L’anthropologique de la valeur humaine de vie sociale commune ouvre le chapitre sur la politique de non-accueil des migrants et l’alternative de pratiques cliniques et institutionnelles pour mettre fin à la crise de l’accueil soignant de migrant.es réfugié.es issues de guerres et de la destruction des cultures traditionnelles, reproduction d’une colonisation qui ne cesse pas. Habiter cet entre-deux culturel est anthropologique dans sa connaissance. La présence de l’interprète entre langues différentes de la subjectivation mobilise une relation à 3 qui participe de la resymbolisation du symptôme dans ce qui est ou pas maladie. L’habiter est un apprentissage transculturel de l’humain qui s’inscrit dans le travail d’acculturation.

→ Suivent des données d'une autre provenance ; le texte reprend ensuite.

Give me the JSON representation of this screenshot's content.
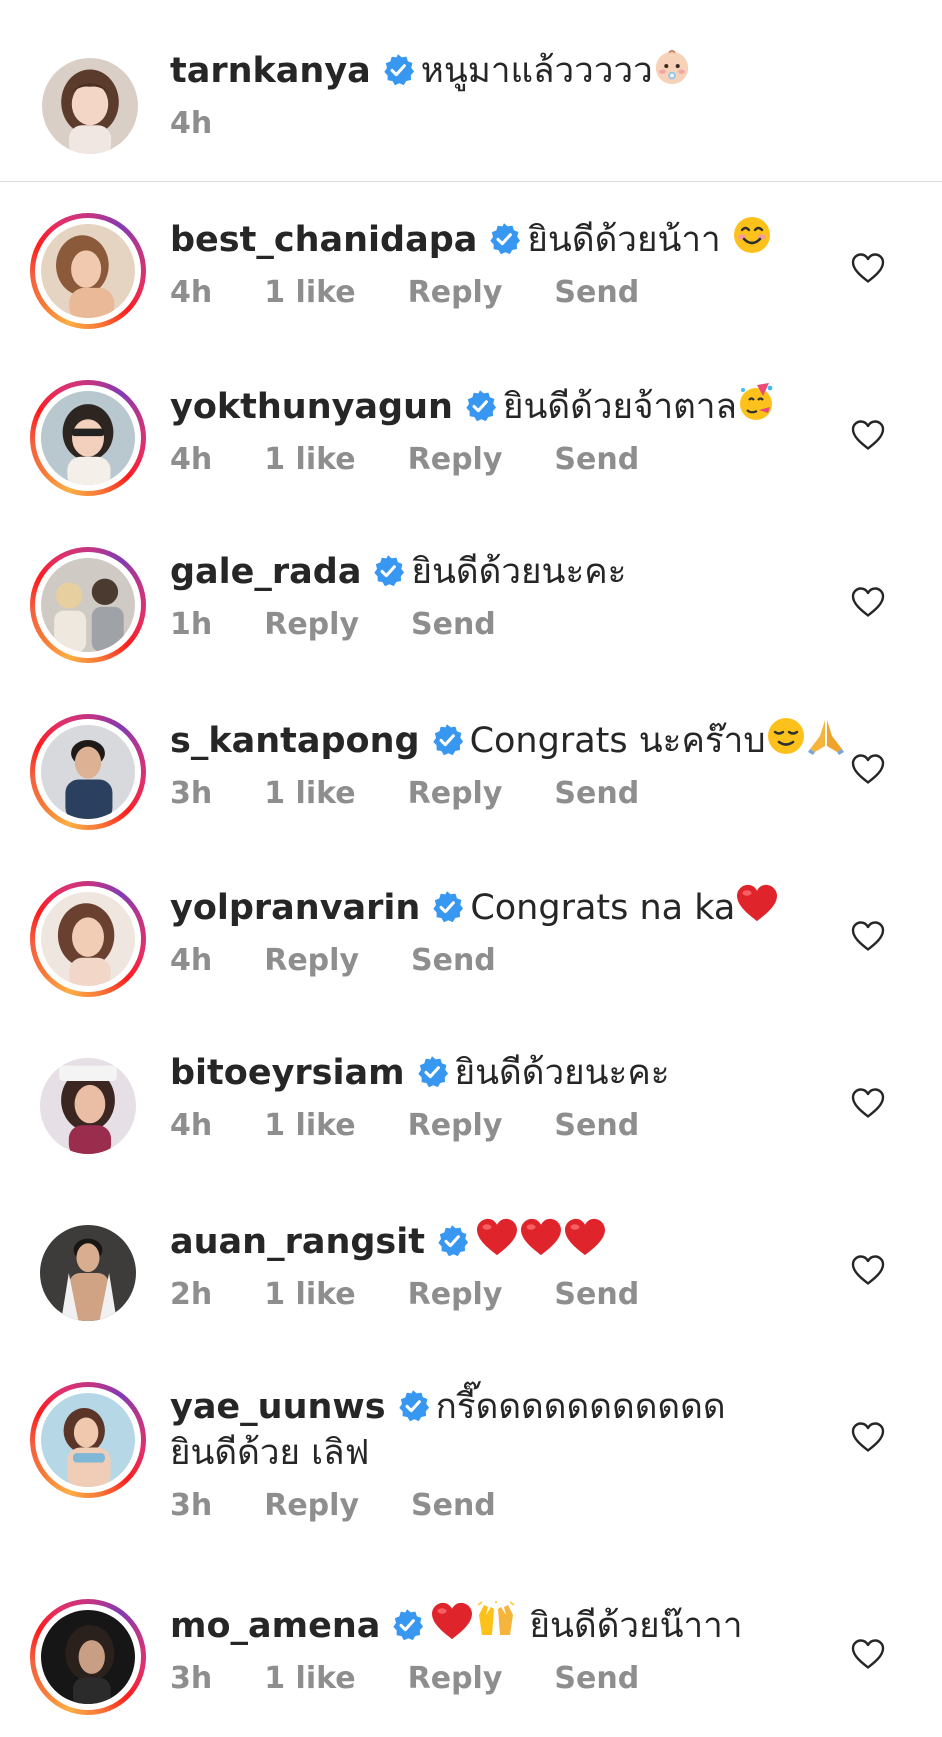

Résister par un accueil inconditionnel et d’hospitalité est l’utopie concrète de pratiques cliniques d’accueil politiques qui refondent une réelle pratique de secteur psychiatrique avec une hospitalisation humaine sans contentions. Le travail symbolique d’accès au sujet social reconnait l’apport freudien avec l’apport politique de l’humanité des patients et de leurs droits. Avec la population, ses élus, ses institutions sociales et associatives de patients et de familles, c’est une histoire qui se construit au quotidien comme outil de résistance et d’émancipatrice politique vers une société commune démocratique. Son objet dans ses différentes entrées est celui du Printemps de la psychiatrie qui tente de rassembler pour résister et élaborer une psychiatrie humaine mais aussi un mouvement de réappropriation collectif de son destin social et intime qui concerne en premier lieu les patients et patientes.